The data follows a series of disappointing data releases, highlighting flagging domestic fixed asset investment, including in property, and slowing industrial activity.
Foreign investment projects take time to conceive and implement, making FDI a lagging indicator of general confidence, but they have remained strong in recent months nevertheless.
Exceptionally strong growth in FDI inflows in the first two months of the year, including a nearly 874 % jump for Saudi Arabia and a 367% gain for France, were due to one-off deals.
Outbound investment for the first three months of the year combined rose 29.6 % from the same period in 2014 to $25.79.
The government has been encouraging Chinese firms to invest abroad to make them more competitive internationally, utilise surplus capacity, and help slow the rapid build-up of foreign exchange reserves.
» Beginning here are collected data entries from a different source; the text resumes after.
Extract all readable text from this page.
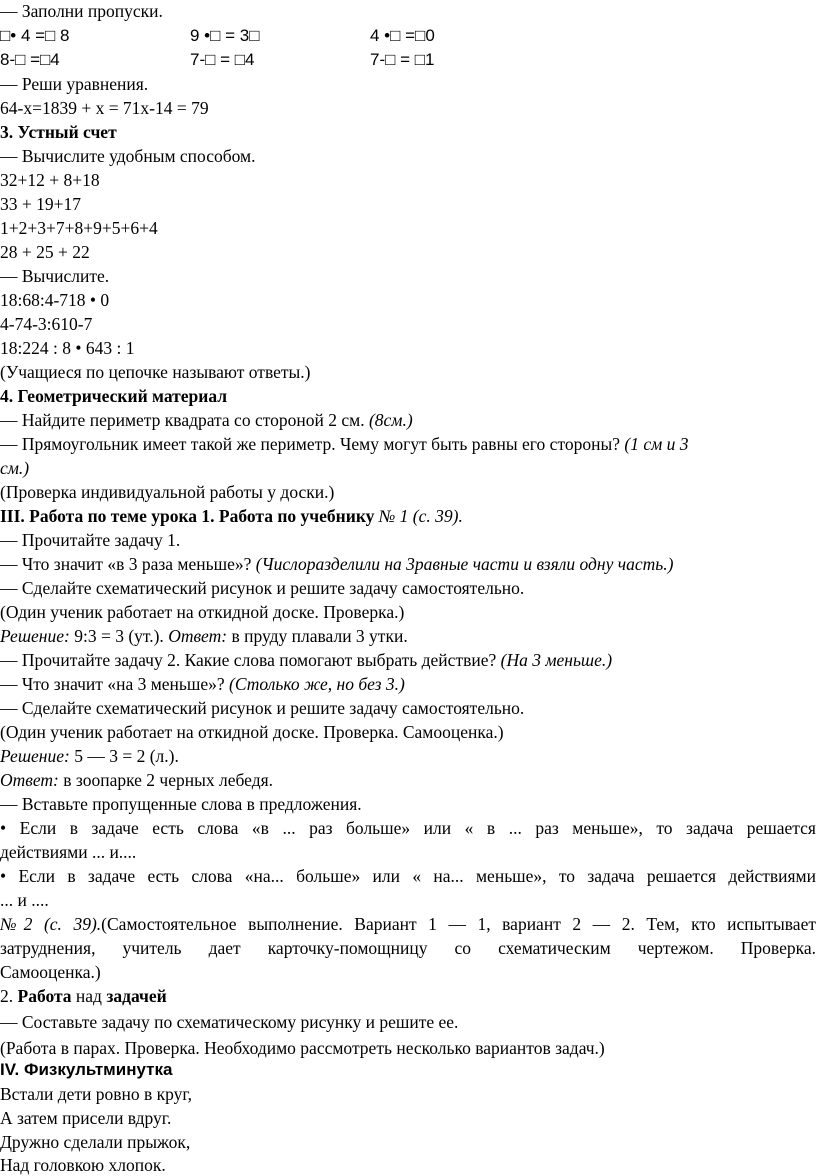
— Заполни пропуски.
□• 4 =□ 8	9 •□ = 3□	4 •□ =□0
8-□ =□4	7-□ = □4	7-□ = □1
— Реши уравнения.
64-х=1839 + х = 71х-14 = 79
3. Устный счет
— Вычислите удобным способом.
32+12 + 8+18
33 + 19+17
1+2+3+7+8+9+5+6+4
28 + 25 + 22
— Вычислите.
18:68:4-718 • 0
4-74-3:610-7
18:224 : 8 • 643 : 1
(Учащиеся по цепочке называют ответы.)
4. Геометрический материал
— Найдите периметр квадрата со стороной 2 см. (8см.)
— Прямоугольник имеет такой же периметр. Чему могут быть равны его стороны? (1 см и 3
см.)
(Проверка индивидуальной работы у доски.)
III. Работа по теме урока 1. Работа по учебнику № 1 (с. 39).
— Прочитайте задачу 1.
— Что значит «в 3 раза меньше»? (Числоразделили на 3равные части и взяли одну часть.)
— Сделайте схематический рисунок и решите задачу самостоятельно.
(Один ученик работает на откидной доске. Проверка.)
Решение: 9:3 = 3 (ут.). Ответ: в пруду плавали 3 утки.
— Прочитайте задачу 2. Какие слова помогают выбрать действие? (На 3 меньше.)
— Что значит «на 3 меньше»? (Столько же, но без 3.)
— Сделайте схематический рисунок и решите задачу самостоятельно.
(Один ученик работает на откидной доске. Проверка. Самооценка.)
Решение: 5 — 3 = 2 (л.).
Ответ: в зоопарке 2 черных лебедя.
— Вставьте пропущенные слова в предложения.
• Если в задаче есть слова «в ... раз больше» или « в ... раз меньше», то задача решается
действиями ... и....
• Если в задаче есть слова «на... больше» или « на... меньше», то задача решается действиями
... и ....
№2 (с. 39).(Самостоятельное выполнение. Вариант 1 — 1, вариант 2 — 2. Тем, кто испытывает
затруднения, учитель дает карточку-помощницу со схематическим чертежом. Проверка.
Самооценка.)
2. Работа над задачей
— Составьте задачу по схематическому рисунку и решите ее.
(Работа в парах. Проверка. Необходимо рассмотреть несколько вариантов задач.)
IV. Физкультминутка
Встали дети ровно в круг,
А затем присели вдруг.
Дружно сделали прыжок,
Над головкою хлопок.
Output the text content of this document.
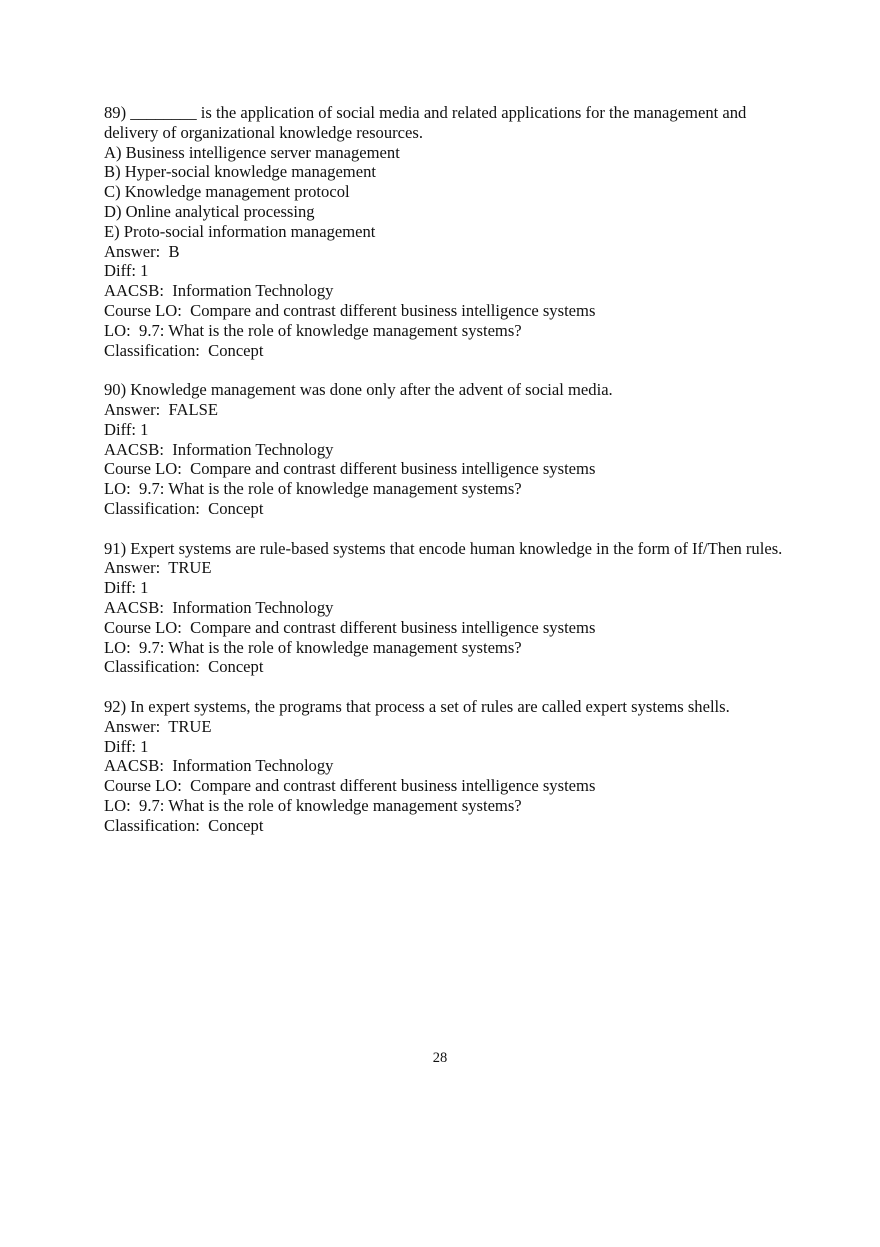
89) ________ is the application of social media and related applications for the management and delivery of organizational knowledge resources.
A) Business intelligence server management
B) Hyper-social knowledge management
C) Knowledge management protocol
D) Online analytical processing
E) Proto-social information management
Answer:  B
Diff: 1
AACSB:  Information Technology
Course LO:  Compare and contrast different business intelligence systems
LO:  9.7: What is the role of knowledge management systems?
Classification:  Concept
90) Knowledge management was done only after the advent of social media.
Answer:  FALSE
Diff: 1
AACSB:  Information Technology
Course LO:  Compare and contrast different business intelligence systems
LO:  9.7: What is the role of knowledge management systems?
Classification:  Concept
91) Expert systems are rule-based systems that encode human knowledge in the form of If/Then rules.
Answer:  TRUE
Diff: 1
AACSB:  Information Technology
Course LO:  Compare and contrast different business intelligence systems
LO:  9.7: What is the role of knowledge management systems?
Classification:  Concept
92) In expert systems, the programs that process a set of rules are called expert systems shells.
Answer:  TRUE
Diff: 1
AACSB:  Information Technology
Course LO:  Compare and contrast different business intelligence systems
LO:  9.7: What is the role of knowledge management systems?
Classification:  Concept
28
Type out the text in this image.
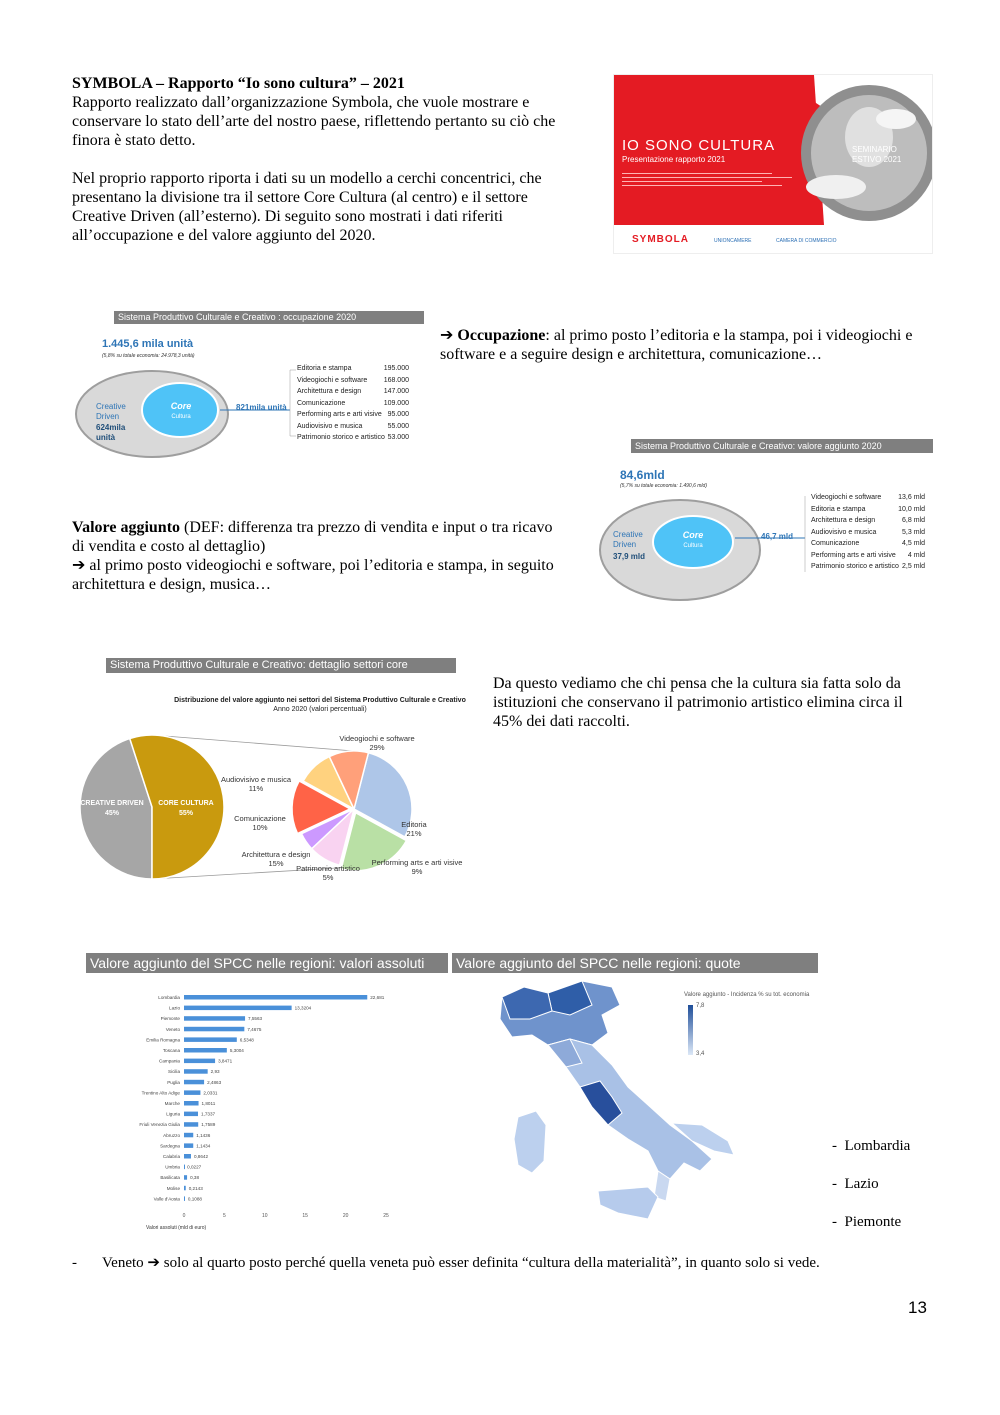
SYMBOLA – Rapporto “Io sono cultura” – 2021
Rapporto realizzato dall’organizzazione Symbola, che vuole mostrare e conservare lo stato dell’arte del nostro paese, riflettendo pertanto su ciò che finora è stato detto.
Nel proprio rapporto riporta i dati su un modello a cerchi concentrici, che presentano la divisione tra il settore Core Cultura (al centro) e il settore Creative Driven (all’esterno). Di seguito sono mostrati i dati riferiti all’occupazione e del valore aggiunto del 2020.
IO SONO CULTURA
Presentazione rapporto 2021
SEMINARIO ESTIVO 2021
SYMBOLA	UNIONCAMERE	CAMERA DI COMMERCIO
Sistema Produttivo Culturale e Creativo : occupazione 2020
1.445,6 mila unità
(5,8% su totale economia: 24.978,3 unità)
Creative Driven
624mila unità
Core
Cultura
821mila unità
Editoria e stampa	195.000
Videogiochi e software 168.000
Architettura e design	147.000
Comunicazione	109.000
Performing arts e arti visive 95.000
Audiovisivo e musica	55.000
Patrimonio storico e artistico 53.000
➔ Occupazione: al primo posto l’editoria e la stampa, poi i videogiochi e software e a seguire design e architettura, comunicazione…
Sistema Produttivo Culturale e Creativo: valore aggiunto 2020
84,6mld
(5,7% su totale economia: 1.490,6 mld)
Creative Driven
37,9 mld
Core
Cultura
46,7 mld
Videogiochi e software 13,6 mld
Editoria e stampa	10,0 mld
Architettura e design	6,8 mld
Audiovisivo e musica	5,3 mld
Comunicazione	4,5 mld
Performing arts e arti visive 4 mld
Patrimonio storico e artistico 2,5 mld
Valore aggiunto (DEF: differenza tra prezzo di vendita e input o tra ricavo di vendita e costo al dettaglio)
➔ al primo posto videogiochi e software, poi l’editoria e stampa, in seguito architettura e design, musica…
Sistema Produttivo Culturale e Creativo: dettaglio settori core
Distribuzione del valore aggiunto nei settori del Sistema Produttivo Culturale e Creativo
Anno 2020 (valori percentuali)
CREATIVE DRIVEN
45%
CORE CULTURA
55%
Videogiochi e software
29%
Editoria
21%
Performing arts e arti visive
9%
Patrimonio artistico
5%
Architettura e design
15%
Comunicazione
10%
Audiovisivo e musica
11%
Da questo vediamo che chi pensa che la cultura sia fatta solo da istituzioni che conservano il patrimonio artistico elimina circa il 45% dei dati raccolti.
Valore aggiunto del SPCC nelle regioni: valori assoluti
Lombardia	22,681
Lazio	13,3204
Piemonte	7,5563
Veneto	7,4675
Emilia Romagna	6,5348
Toscana	5,3004
Campania	3,8471
Sicilia	2,93
Puglia	2,4863
Trentino Alto Adige	2,0331
Marche	1,8011
Liguria	1,7337
Friuli Venezia Giulia	1,7589
Abruzzo	1,1436
Sardegna	1,1434
Calabria	0,8642
Umbria 0,0227
Basilicata 0,38
Molise 0,2143
Valle d'Aosta 0,1088
0	5	10	15	20	25
Valori assoluti (mld di euro)
Valore aggiunto del SPCC nelle regioni: quote
Valore aggiunto - Incidenza % su tot. economia
7,8
3,4
-  Lombardia
-  Lazio
-  Piemonte
- Veneto ➔ solo al quarto posto perché quella veneta può esser definita “cultura della materialità”, in quanto solo si vede.
13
Inbound FDI in China rose just 1.7 percent in 2014, the slackest pace since 2012. That weak performance accentuated a cooling economy which is spurring more Chinese firms to plough money into overseas asset, a trend that could soon overtake inbound investment.
Last year, China drew a record $119.6 billion of FDI, while outbound investment rose 14.1 percent to a new high of $102.9 billion.